There are three guests, and none of them really offer anything at all. Big Boi’s verse is as good as you’d expect a Big Boi verse to be, but it feels completely misplaced after Killer Mike and El-P spend the preceding 2 minutes trading machine-gun-burst bars with each other; like he only appeared because he owes Killer Mike one. Until the Ribbon Breaks is added to the ever-growing list of no-name guest features who have a range of one note brought in to sing hooks on El-P-related albums who you will likely never hear from again (case in point: Until the Ribbon Breaks also released a single later that year and no one cared) and spends way too much time singing that non-existent hook. Finally, everyone’s jumping up and down to hear from more Prince Paul, but really, half of the lines he contributes in his in-track skits on “Twin Hype Back” give me the case of the bad eyerolls. Does anyone really find a line like “I love to make love to your booty (…huge…pause…) HOLE!” funny? At fucking all? Hahaha, he wants to give a “tongue kiss” to your “hot pocket.”Whatever. The only remotely humourous lines he offers are the ones where he uses Uno cards and a Segway to pick up girls.

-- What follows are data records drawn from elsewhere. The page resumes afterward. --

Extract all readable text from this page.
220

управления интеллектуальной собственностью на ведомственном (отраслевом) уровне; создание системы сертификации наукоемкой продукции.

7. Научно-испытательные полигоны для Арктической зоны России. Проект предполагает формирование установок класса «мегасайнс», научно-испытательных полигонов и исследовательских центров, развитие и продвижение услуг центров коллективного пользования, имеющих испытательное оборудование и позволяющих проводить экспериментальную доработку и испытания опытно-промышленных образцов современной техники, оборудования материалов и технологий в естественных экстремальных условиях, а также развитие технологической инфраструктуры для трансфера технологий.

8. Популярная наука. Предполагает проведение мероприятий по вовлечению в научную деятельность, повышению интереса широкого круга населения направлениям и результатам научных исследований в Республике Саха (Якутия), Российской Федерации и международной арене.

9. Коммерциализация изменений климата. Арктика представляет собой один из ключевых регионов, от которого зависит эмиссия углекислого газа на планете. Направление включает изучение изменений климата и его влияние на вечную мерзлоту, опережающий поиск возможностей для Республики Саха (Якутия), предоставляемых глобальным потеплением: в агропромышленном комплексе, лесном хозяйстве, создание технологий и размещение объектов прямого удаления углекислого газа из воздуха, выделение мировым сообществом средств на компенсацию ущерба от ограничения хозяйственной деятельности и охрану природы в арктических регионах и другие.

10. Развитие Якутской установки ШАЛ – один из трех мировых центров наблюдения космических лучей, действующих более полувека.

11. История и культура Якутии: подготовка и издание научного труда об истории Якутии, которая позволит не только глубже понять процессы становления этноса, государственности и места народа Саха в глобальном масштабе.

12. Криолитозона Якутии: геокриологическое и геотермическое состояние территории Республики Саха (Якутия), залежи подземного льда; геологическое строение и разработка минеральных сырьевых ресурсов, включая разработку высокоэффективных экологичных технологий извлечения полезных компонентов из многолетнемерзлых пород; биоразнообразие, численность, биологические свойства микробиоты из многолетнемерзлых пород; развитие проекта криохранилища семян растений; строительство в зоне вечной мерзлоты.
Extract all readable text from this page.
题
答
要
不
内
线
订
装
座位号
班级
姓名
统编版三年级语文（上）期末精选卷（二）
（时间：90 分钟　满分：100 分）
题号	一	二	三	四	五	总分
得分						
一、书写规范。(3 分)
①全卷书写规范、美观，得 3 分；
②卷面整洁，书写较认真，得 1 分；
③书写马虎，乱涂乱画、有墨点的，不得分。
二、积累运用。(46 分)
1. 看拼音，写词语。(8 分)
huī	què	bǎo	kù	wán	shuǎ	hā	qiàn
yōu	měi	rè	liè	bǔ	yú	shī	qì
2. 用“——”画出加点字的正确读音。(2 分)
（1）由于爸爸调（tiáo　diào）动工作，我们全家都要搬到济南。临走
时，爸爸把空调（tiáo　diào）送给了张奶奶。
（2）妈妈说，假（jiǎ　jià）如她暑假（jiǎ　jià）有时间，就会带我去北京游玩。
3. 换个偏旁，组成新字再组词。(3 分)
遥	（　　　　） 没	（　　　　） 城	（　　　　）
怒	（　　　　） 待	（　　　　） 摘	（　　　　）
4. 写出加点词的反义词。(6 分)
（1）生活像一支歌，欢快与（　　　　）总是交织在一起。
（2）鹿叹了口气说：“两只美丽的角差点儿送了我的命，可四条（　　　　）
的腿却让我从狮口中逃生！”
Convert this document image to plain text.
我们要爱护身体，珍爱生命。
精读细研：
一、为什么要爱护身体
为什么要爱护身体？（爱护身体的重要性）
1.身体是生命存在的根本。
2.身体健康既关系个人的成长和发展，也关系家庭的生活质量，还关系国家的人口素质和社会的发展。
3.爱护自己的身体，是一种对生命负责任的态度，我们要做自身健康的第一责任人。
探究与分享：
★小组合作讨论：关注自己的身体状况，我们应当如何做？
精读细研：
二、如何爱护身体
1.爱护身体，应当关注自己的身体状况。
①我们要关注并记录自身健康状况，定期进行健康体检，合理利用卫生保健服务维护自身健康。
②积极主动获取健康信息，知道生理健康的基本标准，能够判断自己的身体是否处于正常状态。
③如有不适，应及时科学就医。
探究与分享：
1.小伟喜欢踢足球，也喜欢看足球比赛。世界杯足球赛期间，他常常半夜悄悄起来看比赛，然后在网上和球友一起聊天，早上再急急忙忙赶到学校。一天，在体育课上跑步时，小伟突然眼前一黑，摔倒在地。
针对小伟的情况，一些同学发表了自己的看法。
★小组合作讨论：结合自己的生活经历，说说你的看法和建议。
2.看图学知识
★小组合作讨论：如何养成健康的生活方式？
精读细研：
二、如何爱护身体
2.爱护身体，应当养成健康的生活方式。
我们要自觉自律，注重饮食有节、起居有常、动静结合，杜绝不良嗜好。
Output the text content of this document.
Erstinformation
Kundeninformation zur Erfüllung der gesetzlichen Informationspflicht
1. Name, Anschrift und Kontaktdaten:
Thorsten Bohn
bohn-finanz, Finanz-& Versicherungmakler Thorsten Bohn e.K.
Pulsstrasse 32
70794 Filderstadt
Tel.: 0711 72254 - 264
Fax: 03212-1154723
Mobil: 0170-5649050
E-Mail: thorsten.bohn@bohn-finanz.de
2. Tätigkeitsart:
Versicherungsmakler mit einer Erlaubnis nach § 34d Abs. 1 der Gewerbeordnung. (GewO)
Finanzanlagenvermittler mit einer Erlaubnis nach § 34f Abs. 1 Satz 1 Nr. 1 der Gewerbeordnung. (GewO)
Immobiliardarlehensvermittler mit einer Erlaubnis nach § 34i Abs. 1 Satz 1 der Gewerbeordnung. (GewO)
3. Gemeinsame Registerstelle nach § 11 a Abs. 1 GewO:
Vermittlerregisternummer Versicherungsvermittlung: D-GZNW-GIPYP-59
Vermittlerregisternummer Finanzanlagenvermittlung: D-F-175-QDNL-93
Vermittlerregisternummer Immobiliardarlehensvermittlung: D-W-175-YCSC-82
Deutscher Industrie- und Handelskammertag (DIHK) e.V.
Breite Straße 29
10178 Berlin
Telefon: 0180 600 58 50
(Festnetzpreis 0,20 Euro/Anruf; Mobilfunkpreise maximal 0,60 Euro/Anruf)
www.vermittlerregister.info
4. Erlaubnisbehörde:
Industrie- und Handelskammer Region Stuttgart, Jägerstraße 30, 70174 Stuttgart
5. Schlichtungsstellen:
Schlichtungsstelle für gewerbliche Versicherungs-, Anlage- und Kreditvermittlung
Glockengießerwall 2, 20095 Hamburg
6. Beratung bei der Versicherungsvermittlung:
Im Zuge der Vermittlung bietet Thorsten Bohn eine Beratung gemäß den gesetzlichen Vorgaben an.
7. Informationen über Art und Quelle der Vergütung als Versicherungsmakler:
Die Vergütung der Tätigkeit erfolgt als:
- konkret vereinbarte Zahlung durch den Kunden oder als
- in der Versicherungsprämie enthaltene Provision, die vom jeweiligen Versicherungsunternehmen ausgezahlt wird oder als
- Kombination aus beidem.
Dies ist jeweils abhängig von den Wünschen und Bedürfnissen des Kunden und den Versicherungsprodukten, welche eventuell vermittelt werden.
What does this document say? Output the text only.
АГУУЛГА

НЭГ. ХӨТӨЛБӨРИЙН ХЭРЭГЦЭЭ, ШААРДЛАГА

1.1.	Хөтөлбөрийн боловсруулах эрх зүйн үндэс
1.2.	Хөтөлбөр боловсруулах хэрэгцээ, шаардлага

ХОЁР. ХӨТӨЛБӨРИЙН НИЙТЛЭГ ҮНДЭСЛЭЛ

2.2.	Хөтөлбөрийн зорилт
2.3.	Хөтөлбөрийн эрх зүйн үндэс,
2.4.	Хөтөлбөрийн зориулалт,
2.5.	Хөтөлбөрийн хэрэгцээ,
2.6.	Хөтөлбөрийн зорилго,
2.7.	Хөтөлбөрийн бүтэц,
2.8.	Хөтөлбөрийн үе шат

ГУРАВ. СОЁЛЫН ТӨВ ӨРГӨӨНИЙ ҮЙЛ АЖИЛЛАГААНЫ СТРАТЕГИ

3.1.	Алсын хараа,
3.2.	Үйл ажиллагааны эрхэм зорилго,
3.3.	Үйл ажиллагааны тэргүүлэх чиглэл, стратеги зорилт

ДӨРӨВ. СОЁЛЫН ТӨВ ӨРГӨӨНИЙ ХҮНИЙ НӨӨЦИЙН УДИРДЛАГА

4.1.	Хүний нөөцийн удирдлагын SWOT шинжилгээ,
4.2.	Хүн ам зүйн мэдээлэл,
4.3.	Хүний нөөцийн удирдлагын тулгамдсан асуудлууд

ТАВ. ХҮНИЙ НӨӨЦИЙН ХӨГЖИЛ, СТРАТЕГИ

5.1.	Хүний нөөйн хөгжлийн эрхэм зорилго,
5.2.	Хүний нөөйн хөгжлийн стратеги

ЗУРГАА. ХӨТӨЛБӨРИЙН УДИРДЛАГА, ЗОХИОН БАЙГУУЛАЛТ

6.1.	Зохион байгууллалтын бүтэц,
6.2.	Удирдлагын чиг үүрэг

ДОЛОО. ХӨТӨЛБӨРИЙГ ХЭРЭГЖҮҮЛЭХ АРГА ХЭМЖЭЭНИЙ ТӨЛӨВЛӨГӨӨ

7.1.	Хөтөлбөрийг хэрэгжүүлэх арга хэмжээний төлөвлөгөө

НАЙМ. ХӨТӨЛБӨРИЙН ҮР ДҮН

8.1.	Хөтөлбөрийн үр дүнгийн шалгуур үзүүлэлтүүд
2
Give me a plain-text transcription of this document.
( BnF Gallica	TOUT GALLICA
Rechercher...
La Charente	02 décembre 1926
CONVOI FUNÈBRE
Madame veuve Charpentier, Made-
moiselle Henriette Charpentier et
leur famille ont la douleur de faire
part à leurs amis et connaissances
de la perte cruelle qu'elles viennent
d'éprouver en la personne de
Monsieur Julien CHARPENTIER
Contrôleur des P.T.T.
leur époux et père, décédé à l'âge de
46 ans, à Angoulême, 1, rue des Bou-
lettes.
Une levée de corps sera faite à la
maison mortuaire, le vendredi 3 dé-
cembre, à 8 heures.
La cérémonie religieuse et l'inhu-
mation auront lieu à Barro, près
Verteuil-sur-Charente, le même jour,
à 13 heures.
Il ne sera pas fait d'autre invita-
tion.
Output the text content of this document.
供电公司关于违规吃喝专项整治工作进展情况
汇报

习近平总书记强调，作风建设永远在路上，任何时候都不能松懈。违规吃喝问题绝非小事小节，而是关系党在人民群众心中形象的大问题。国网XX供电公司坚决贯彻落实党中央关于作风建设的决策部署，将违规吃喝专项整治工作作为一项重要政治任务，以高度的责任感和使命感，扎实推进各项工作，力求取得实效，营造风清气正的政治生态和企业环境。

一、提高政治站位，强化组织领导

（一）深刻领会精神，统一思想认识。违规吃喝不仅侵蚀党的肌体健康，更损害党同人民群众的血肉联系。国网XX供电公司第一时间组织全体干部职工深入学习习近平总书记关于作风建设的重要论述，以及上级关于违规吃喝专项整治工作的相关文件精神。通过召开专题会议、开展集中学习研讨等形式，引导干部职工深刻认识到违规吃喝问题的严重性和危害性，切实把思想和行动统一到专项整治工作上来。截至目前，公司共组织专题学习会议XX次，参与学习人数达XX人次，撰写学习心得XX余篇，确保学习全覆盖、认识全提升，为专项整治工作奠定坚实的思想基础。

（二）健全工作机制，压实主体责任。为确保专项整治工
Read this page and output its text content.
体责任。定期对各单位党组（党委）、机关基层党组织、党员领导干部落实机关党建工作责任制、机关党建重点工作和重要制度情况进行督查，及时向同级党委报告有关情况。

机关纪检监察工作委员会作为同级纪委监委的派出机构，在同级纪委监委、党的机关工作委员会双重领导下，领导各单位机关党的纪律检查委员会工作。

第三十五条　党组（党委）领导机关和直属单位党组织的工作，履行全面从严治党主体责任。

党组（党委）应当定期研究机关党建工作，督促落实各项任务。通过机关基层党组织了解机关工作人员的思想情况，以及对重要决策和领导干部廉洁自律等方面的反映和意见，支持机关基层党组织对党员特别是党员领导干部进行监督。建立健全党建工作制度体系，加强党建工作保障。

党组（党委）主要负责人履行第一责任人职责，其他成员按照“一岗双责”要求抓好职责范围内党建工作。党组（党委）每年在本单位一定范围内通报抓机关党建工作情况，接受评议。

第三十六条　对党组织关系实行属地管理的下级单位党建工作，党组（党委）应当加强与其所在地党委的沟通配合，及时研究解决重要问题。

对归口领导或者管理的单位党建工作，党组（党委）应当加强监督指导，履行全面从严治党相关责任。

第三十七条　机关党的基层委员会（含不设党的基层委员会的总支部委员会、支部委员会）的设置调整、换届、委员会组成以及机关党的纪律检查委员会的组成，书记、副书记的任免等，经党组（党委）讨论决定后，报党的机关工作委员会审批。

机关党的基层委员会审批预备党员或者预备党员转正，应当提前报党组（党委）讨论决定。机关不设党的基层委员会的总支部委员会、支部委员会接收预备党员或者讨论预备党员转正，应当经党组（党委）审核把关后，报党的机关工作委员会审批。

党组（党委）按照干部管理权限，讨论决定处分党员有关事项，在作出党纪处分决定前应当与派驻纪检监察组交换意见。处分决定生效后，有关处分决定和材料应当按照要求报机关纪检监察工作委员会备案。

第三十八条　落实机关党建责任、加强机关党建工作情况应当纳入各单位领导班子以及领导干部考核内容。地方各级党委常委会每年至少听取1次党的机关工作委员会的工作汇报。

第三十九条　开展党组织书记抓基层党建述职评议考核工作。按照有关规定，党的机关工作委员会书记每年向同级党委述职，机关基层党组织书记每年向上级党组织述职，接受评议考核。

But I’m still giving this a B because some great stuff does happen: El-P and Killer Mike play off each other wonderfully on the title track and opener (El-P: “Sounds I make are the sounds of the hounds / That are howling, under your bed I’m here growling / Same time under the blanket you’re cowering”; Killer Mike: “Covering like cowards cowering on / Concrete showers in Rikers Island”); El-P manages to match Killer Mike flow-wise on the last verse of that same song and actually beats him (“In a urn or the dirty get tossed in / With a grin or a smirk get accosted / I’m a sin on the verse like a kid in a hearse / Or a nun in a cum shot, stop it”); the outro to “Run the Jewels” where a horn/saxophone comes in underneath everything else is easily the best production on the album. Meanwhile, Killer Mike manages to end a lot of verses with equal parts hilarity and menace. The most examples come from “Banana Clipper”’s “Producer gave me a beat, said it’s the beat of the year / I said El-P didn’t do it, so get the fuck outta here,” “Or worse yet be the reason your girl want a divorce / Be at your crib with your kids saying ‘Fuck your fort, lil nigga!” and “I sent they mom a little cash and a sympathy letter / Told her she raised a bunch of fuck boys, next time do better, BITCH.” But elsewhere, you have “Run the Jewels”’s “I’ll pull this pistol / Put it on your poodle or your fuckin baby / She clutched the pearls, said “What in the world!” / And “I won’t give up shit!” / I put the pistol on that poodle / And I shot that bitch” to “Twin Hype Back”’s “I’m fat but I dress nice and bitches finesse Mike / They suck the dick and squeeze on my belly like bagpipes” to “Get It”’s “I’mma be in Catholic confessions professing depression / I’m chin checking, chill stressing, on your button I’m pressing / Mike’ll fuck a rapper’s life up like Mo’Nique did to Precious.”

But the best verse on the album is Killer Mike’s verse on “No Come Down” where El-P’s tailors the beat not just to fit well with Killer Mike’s flow, but with the subject matter as well, getting more and more fucked up as Killer Mike consumes more and more drugs; “Right before we popped 3 caps and 3 stems / She popped that molly, rocked my body, I fly high and my co-pilot / Psilocybin, got me slidin, slipping into another dimension … In that lifetime we couldn’t have each other / So we killed ourselves and it killed our mother / True romance, in one lap dance / I was in my future, my present and past.”